Chinese ‘WeChat’ social media app will make the world look around and shake!

By Tom McDonald, on 22 April 2013

A WeChat user gets ready to Shake (Photo: Tom McDonald)

A WeChat user gets ready to Shake (Photo: Tom McDonald)

Two years is a long time in the world of social media. This point has been reinforced to me multiple times in the last few weeks since my return to China. When I was in the country carrying out research for my PhD in 2011, no-one in my fieldsite was talking about WeChat (威信 weixin). Now it seems to be the primary social media app for many.

WeChat is a free smartphone app made by Tencent, the enormous Chinese company that also created QQ. However users do not have to have a QQ account to use it, it is also possible to sign up with a mobile phone number or email address. It is undoubtable that part of WeChat’s popularity has been made possible by the increasing availability of low cost smartphones. The other reason for it’s popularity is the free messaging and sharing of photos that is more akin to Facebook’s smartphone offerings, and is attractive to users because it allows them to circumvent the Chinese telecom company’s expensive text messaging rates.

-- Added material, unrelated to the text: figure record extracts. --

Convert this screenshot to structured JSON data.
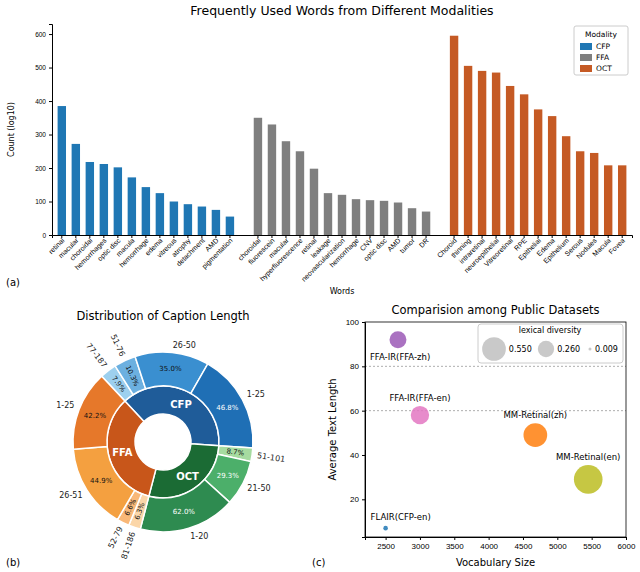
{
  "chart_data": [
    {
      "type": "bar",
      "title": "Frequently Used Words from Different Modalities",
      "annotation": "(a)",
      "x_label": "Words",
      "y_label": "Count (log10)",
      "categories": [
        "retinal",
        "macular",
        "choroidal",
        "hemorrhages",
        "optic disc",
        "macula",
        "hemorrhage",
        "edema",
        "vitreous",
        "atrophy",
        "detachment",
        "AMD",
        "pigmentation",
        null,
        "choroidal",
        "fluorescein",
        "macular",
        "hyperfluorescence",
        "retinal",
        "leakage",
        "neovascularization",
        "hemorrhage",
        "CNV",
        "optic disc",
        "AMD",
        "tumor",
        "DR",
        null,
        "Choroid",
        "thinning",
        "intraretinal",
        "neuroepithelial",
        "Vitreoretinal",
        "RPE",
        "Epithelial",
        "Edema",
        "Epithelium",
        "Serous",
        "Nodules",
        "Macula",
        "Fovea"
      ],
      "series": [
        {
          "name": "CFP",
          "color": "#1f77b4",
          "values": [
            385,
            272,
            218,
            212,
            202,
            172,
            143,
            125,
            100,
            92,
            85,
            75,
            55,
            null,
            null,
            null,
            null,
            null,
            null,
            null,
            null,
            null,
            null,
            null,
            null,
            null,
            null,
            null,
            null,
            null,
            null,
            null,
            null,
            null,
            null,
            null,
            null,
            null,
            null,
            null,
            null
          ]
        },
        {
          "name": "FFA",
          "color": "#7f7f7f",
          "values": [
            null,
            null,
            null,
            null,
            null,
            null,
            null,
            null,
            null,
            null,
            null,
            null,
            null,
            null,
            350,
            330,
            280,
            250,
            198,
            125,
            120,
            107,
            104,
            102,
            97,
            80,
            70,
            null,
            null,
            null,
            null,
            null,
            null,
            null,
            null,
            null,
            null,
            null,
            null,
            null,
            null
          ]
        },
        {
          "name": "OCT",
          "color": "#c55a24",
          "values": [
            null,
            null,
            null,
            null,
            null,
            null,
            null,
            null,
            null,
            null,
            null,
            null,
            null,
            null,
            null,
            null,
            null,
            null,
            null,
            null,
            null,
            null,
            null,
            null,
            null,
            null,
            null,
            null,
            595,
            505,
            490,
            485,
            445,
            420,
            375,
            355,
            295,
            250,
            245,
            208,
            208
          ]
        }
      ],
      "ylim": [
        0,
        630
      ],
      "yticks": [
        0,
        100,
        200,
        300,
        400,
        500,
        600
      ],
      "legend": "upper right",
      "legend_title": "Modality"
    },
    {
      "type": "sunburst",
      "title": "Distribution of Caption Length",
      "annotation": "(b)",
      "data_labels": true,
      "series": [
        {
          "name": "CFP",
          "color": "#1f5c99",
          "value": 38,
          "categories": [
            "77-187",
            "51-76",
            "26-50",
            "1-25"
          ],
          "values": [
            7.9,
            10.3,
            35.0,
            46.8
          ],
          "value_labels": [
            "7.9%",
            "10.3%",
            "35.0%",
            "46.8%"
          ],
          "colors": [
            "#9dd0ee",
            "#6cb0e0",
            "#3a8fd0",
            "#1f6fb5"
          ]
        },
        {
          "name": "OCT",
          "color": "#1b6b34",
          "value": 28,
          "categories": [
            "51-101",
            "21-50",
            "1-20"
          ],
          "values": [
            8.7,
            29.3,
            62.0
          ],
          "value_labels": [
            "8.7%",
            "29.3%",
            "62.0%"
          ],
          "colors": [
            "#a6dba0",
            "#4caf6a",
            "#2e8b50"
          ]
        },
        {
          "name": "FFA",
          "color": "#c8561a",
          "value": 34,
          "categories": [
            "81-186",
            "52-79",
            "26-51",
            "1-25"
          ],
          "values": [
            6.3,
            6.6,
            44.9,
            42.2
          ],
          "value_labels": [
            "6.3%",
            "6.6%",
            "44.9%",
            "42.2%"
          ],
          "colors": [
            "#fbd6a8",
            "#f9b878",
            "#f4a040",
            "#e6782a"
          ]
        }
      ]
    },
    {
      "type": "scatter",
      "title": "Comparision among Public Datasets",
      "annotation": "(c)",
      "x_label": "Vocabulary Size",
      "y_label": "Average Text Length",
      "xlim": [
        2200,
        6000
      ],
      "xticks": [
        2500,
        3000,
        3500,
        4000,
        4500,
        5000,
        5500,
        6000
      ],
      "ylim": [
        3,
        100
      ],
      "yticks": [
        20,
        40,
        60,
        80,
        100
      ],
      "hlines": [
        80,
        60
      ],
      "size_legend_title": "lexical diversity",
      "size_legend": [
        {
          "value": 0.55,
          "label": "0.550"
        },
        {
          "value": 0.26,
          "label": "0.260"
        },
        {
          "value": 0.009,
          "label": "0.009"
        }
      ],
      "series": [
        {
          "name": "FFA-IR(FFA-zh)",
          "color": "#9b59b6",
          "x": [
            2680
          ],
          "values": [
            92
          ],
          "size": [
            0.28
          ]
        },
        {
          "name": "FFA-IR(FFA-en)",
          "color": "#e377c2",
          "x": [
            3000
          ],
          "values": [
            58
          ],
          "size": [
            0.33
          ]
        },
        {
          "name": "MM-Retinal(zh)",
          "color": "#ff7f0e",
          "x": [
            4680
          ],
          "values": [
            49
          ],
          "size": [
            0.55
          ]
        },
        {
          "name": "MM-Retinal(en)",
          "color": "#bcbd22",
          "x": [
            5450
          ],
          "values": [
            29
          ],
          "size": [
            0.8
          ]
        },
        {
          "name": "FLAIR(CFP-en)",
          "color": "#1f77b4",
          "x": [
            2500
          ],
          "values": [
            7
          ],
          "size": [
            0.02
          ]
        }
      ]
    }
  ]
}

However our research project aims to go beyond the normal economic or utilitarian explanations about why one platform replaces another that you might read on other technology blogs. Instead we want to use social media to glimpse something about what such changes can tell us about how human beings make social relations. Two features of WeChat are especially relevant in this case.

The first feature is called Look Around (附近的人 fujin de ren), and is actually quite similar in functionality to FourSquare or Grindr in that it potentially connects strangers who are close to each other. It uses a smartphone’s location-based services (GPS) to list all the people nearby also using the app.

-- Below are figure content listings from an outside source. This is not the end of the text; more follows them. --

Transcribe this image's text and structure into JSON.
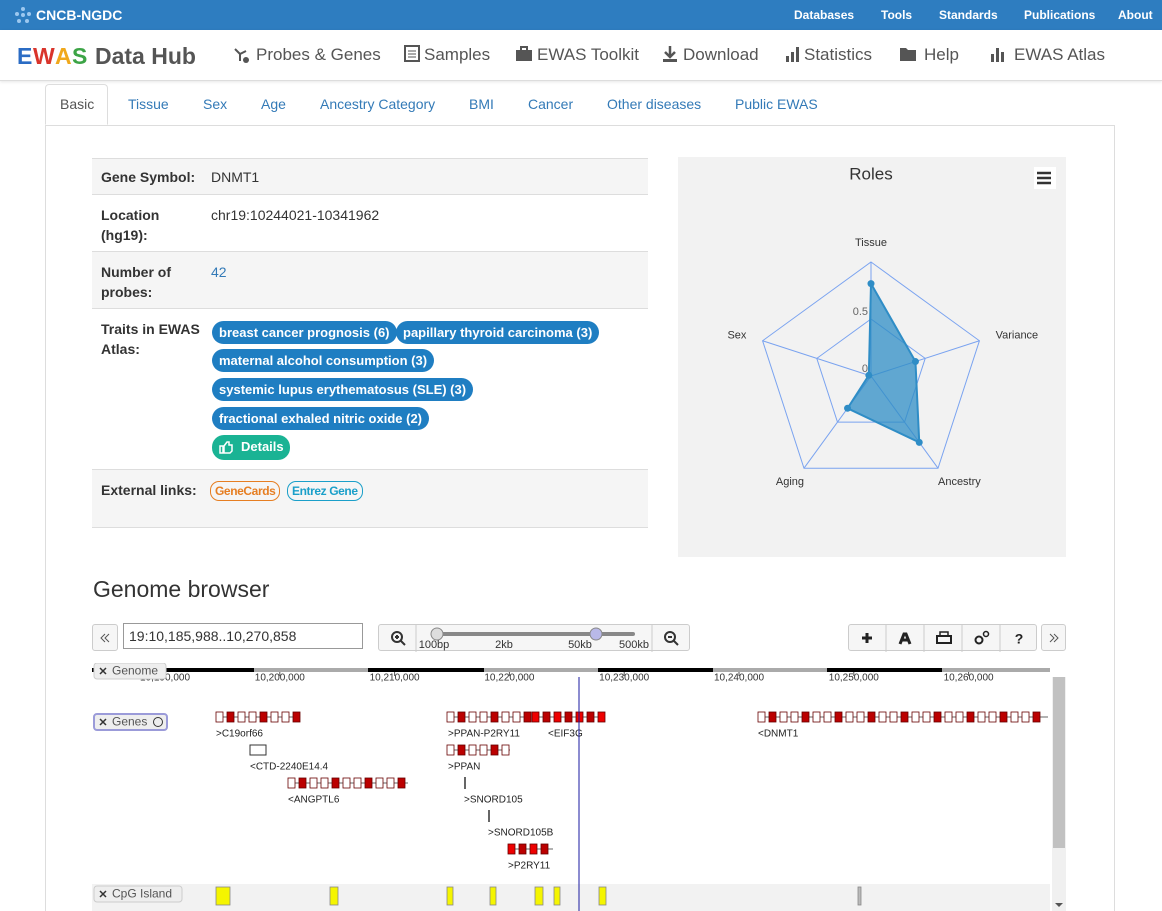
{
  "topbar": {
    "brand": "CNCB-NGDC",
    "links": [
      "Databases",
      "Tools",
      "Standards",
      "Publications",
      "About"
    ]
  },
  "navbar": {
    "brand_letters": [
      "E",
      "W",
      "A",
      "S"
    ],
    "brand_rest": "Data Hub",
    "items": [
      "Probes & Genes",
      "Samples",
      "EWAS Toolkit",
      "Download",
      "Statistics",
      "Help",
      "EWAS Atlas"
    ]
  },
  "tabs": [
    "Basic",
    "Tissue",
    "Sex",
    "Age",
    "Ancestry Category",
    "BMI",
    "Cancer",
    "Other diseases",
    "Public EWAS"
  ],
  "gene_info": {
    "symbol_label": "Gene Symbol:",
    "symbol": "DNMT1",
    "location_label": "Location (hg19):",
    "location": "chr19:10244021-10341962",
    "probes_label": "Number of probes:",
    "probes": 42,
    "traits_label": "Traits in EWAS Atlas:",
    "traits": [
      "breast cancer prognosis (6)",
      "papillary thyroid carcinoma (3)",
      "maternal alcohol consumption (3)",
      "systemic lupus erythematosus (SLE) (3)",
      "fractional exhaled nitric oxide (2)"
    ],
    "details": "Details",
    "links_label": "External links:",
    "links": [
      "GeneCards",
      "Entrez Gene"
    ]
  },
  "chart_data": {
    "type": "radar",
    "title": "Roles",
    "categories": [
      "Tissue",
      "Variance",
      "Ancestry",
      "Aging",
      "Sex"
    ],
    "values": [
      0.81,
      0.41,
      0.72,
      0.35,
      0.02
    ],
    "ylim": [
      0,
      1
    ],
    "yticks": [
      0,
      0.5
    ],
    "color": "#2f8dc6"
  },
  "genome_browser": {
    "title": "Genome browser",
    "location": "19:10,185,988..10,270,858",
    "zoom_labels": [
      "100bp",
      "2kb",
      "50kb",
      "500kb"
    ],
    "axis_labels": [
      "10,190,000",
      "10,200,000",
      "10,210,000",
      "10,220,000",
      "10,230,000",
      "10,240,000",
      "10,250,000",
      "10,260,000"
    ],
    "tracks": [
      "Genome",
      "Genes",
      "CpG Island"
    ],
    "genes": [
      ">C19orf66",
      "<CTD-2240E14.4",
      "<ANGPTL6",
      ">PPAN-P2RY11",
      ">PPAN",
      ">SNORD105",
      ">SNORD105B",
      ">P2RY11",
      "<EIF3G",
      "<DNMT1"
    ],
    "help_button": "?"
  }
}
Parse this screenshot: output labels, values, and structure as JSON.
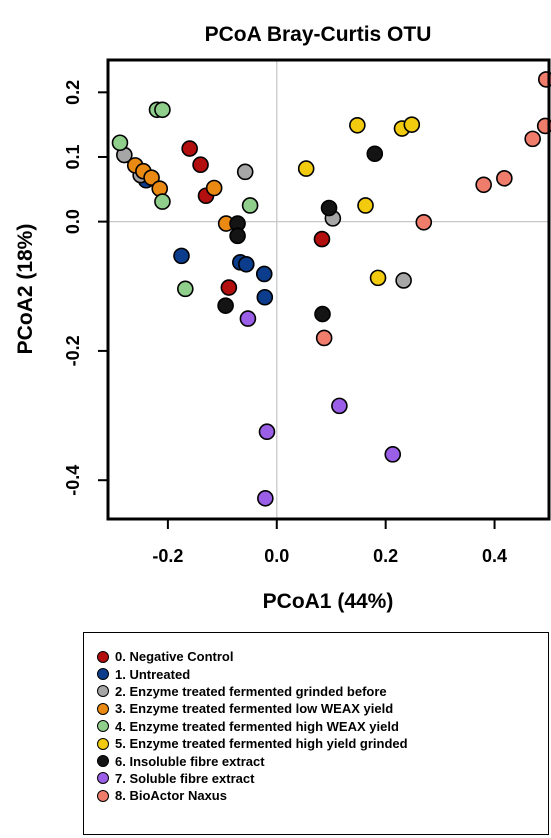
{
  "chart_data": {
    "type": "scatter",
    "title": "PCoA Bray-Curtis OTU",
    "xlabel": "PCoA1 (44%)",
    "ylabel": "PCoA2 (18%)",
    "xlim": [
      -0.31,
      0.5
    ],
    "ylim": [
      -0.46,
      0.25
    ],
    "x_ticks": [
      -0.2,
      0.0,
      0.2,
      0.4
    ],
    "x_tick_labels": [
      "-0.2",
      "0.0",
      "0.2",
      "0.4"
    ],
    "y_ticks": [
      0.2,
      0.1,
      0.0,
      -0.2,
      -0.4
    ],
    "y_tick_labels": [
      "0.2",
      "0.1",
      "0.0",
      "-0.2",
      "-0.4"
    ],
    "reference_lines": {
      "x": 0,
      "y": 0
    },
    "legend_position": "bottom",
    "series": [
      {
        "name": "0. Negative Control",
        "color": "#b30f0f",
        "points": [
          [
            -0.16,
            0.113
          ],
          [
            -0.14,
            0.088
          ],
          [
            -0.13,
            0.04
          ],
          [
            0.083,
            -0.027
          ],
          [
            -0.088,
            -0.102
          ]
        ]
      },
      {
        "name": "1. Untreated",
        "color": "#0b3d8c",
        "points": [
          [
            -0.24,
            0.064
          ],
          [
            -0.175,
            -0.053
          ],
          [
            -0.067,
            -0.063
          ],
          [
            -0.056,
            -0.066
          ],
          [
            -0.023,
            -0.081
          ],
          [
            -0.022,
            -0.117
          ]
        ]
      },
      {
        "name": "2. Enzyme treated fermented grinded before",
        "color": "#a6a6a6",
        "points": [
          [
            -0.28,
            0.103
          ],
          [
            -0.25,
            0.072
          ],
          [
            -0.058,
            0.077
          ],
          [
            0.103,
            0.005
          ],
          [
            0.233,
            -0.091
          ]
        ]
      },
      {
        "name": "3. Enzyme treated fermented low WEAX yield",
        "color": "#ea8a12",
        "points": [
          [
            -0.26,
            0.087
          ],
          [
            -0.245,
            0.078
          ],
          [
            -0.23,
            0.068
          ],
          [
            -0.215,
            0.051
          ],
          [
            -0.115,
            0.052
          ],
          [
            -0.093,
            -0.003
          ]
        ]
      },
      {
        "name": "4. Enzyme treated fermented high WEAX yield",
        "color": "#8fce8b",
        "points": [
          [
            -0.22,
            0.173
          ],
          [
            -0.21,
            0.173
          ],
          [
            -0.288,
            0.122
          ],
          [
            -0.21,
            0.031
          ],
          [
            -0.049,
            0.025
          ],
          [
            -0.168,
            -0.104
          ]
        ]
      },
      {
        "name": "5. Enzyme treated fermented high yield grinded",
        "color": "#f2cb0f",
        "points": [
          [
            0.148,
            0.149
          ],
          [
            0.23,
            0.144
          ],
          [
            0.248,
            0.15
          ],
          [
            0.054,
            0.082
          ],
          [
            0.163,
            0.025
          ],
          [
            0.186,
            -0.087
          ]
        ]
      },
      {
        "name": "6. Insoluble fibre extract",
        "color": "#141414",
        "points": [
          [
            0.18,
            0.105
          ],
          [
            0.096,
            0.021
          ],
          [
            -0.072,
            -0.003
          ],
          [
            -0.072,
            -0.022
          ],
          [
            -0.094,
            -0.13
          ],
          [
            0.084,
            -0.143
          ]
        ]
      },
      {
        "name": "7. Soluble fibre extract",
        "color": "#9a5fe6",
        "points": [
          [
            -0.053,
            -0.15
          ],
          [
            0.115,
            -0.285
          ],
          [
            -0.018,
            -0.325
          ],
          [
            0.213,
            -0.36
          ],
          [
            -0.021,
            -0.428
          ]
        ]
      },
      {
        "name": "8. BioActor Naxus",
        "color": "#f07c6c",
        "points": [
          [
            0.495,
            0.22
          ],
          [
            0.493,
            0.148
          ],
          [
            0.47,
            0.128
          ],
          [
            0.418,
            0.067
          ],
          [
            0.38,
            0.057
          ],
          [
            0.27,
            -0.001
          ],
          [
            0.087,
            -0.18
          ]
        ]
      }
    ]
  }
}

Another notable function is Shake (摇一摇 yaoyiyao). Here the user shakes their mobile phone, and the built in motion-sensor in the device detects this movement, immediately displaying a list of users on the network who have shaken their phone at the same moment, regardless of the their location.

These features are notable in that many recent writings on Chinese social relationships emphasise the importance of guanxi, a network of relations that one builds and maintains throughout one’s life. Such accounts frequently emphasise personal connections, and as such being an ‘outsider’ in any society in China without any connections can make it particularly difficult to accomplish even the smallest task.

By contrast, both Look Around and Shake emphasise making friends with complete strangers. This model of social networking seems to also chime with Stafford’s (2000) description of a Chinese view of social relationships as something that is constantly in flux. The degree of uptake of these two features on the app, and by who in our fieldsites, remains to be seen.

The final thing of note with regard to WeChat is that, with this app, Tencent has set it’s sights on a more worldwide audience than ever before, with versions in multiple languages. It will be fascinating to see over the course of our research project whether WeChat will make the rest of the world look around and shake, and if it does, what this will mean for social relations.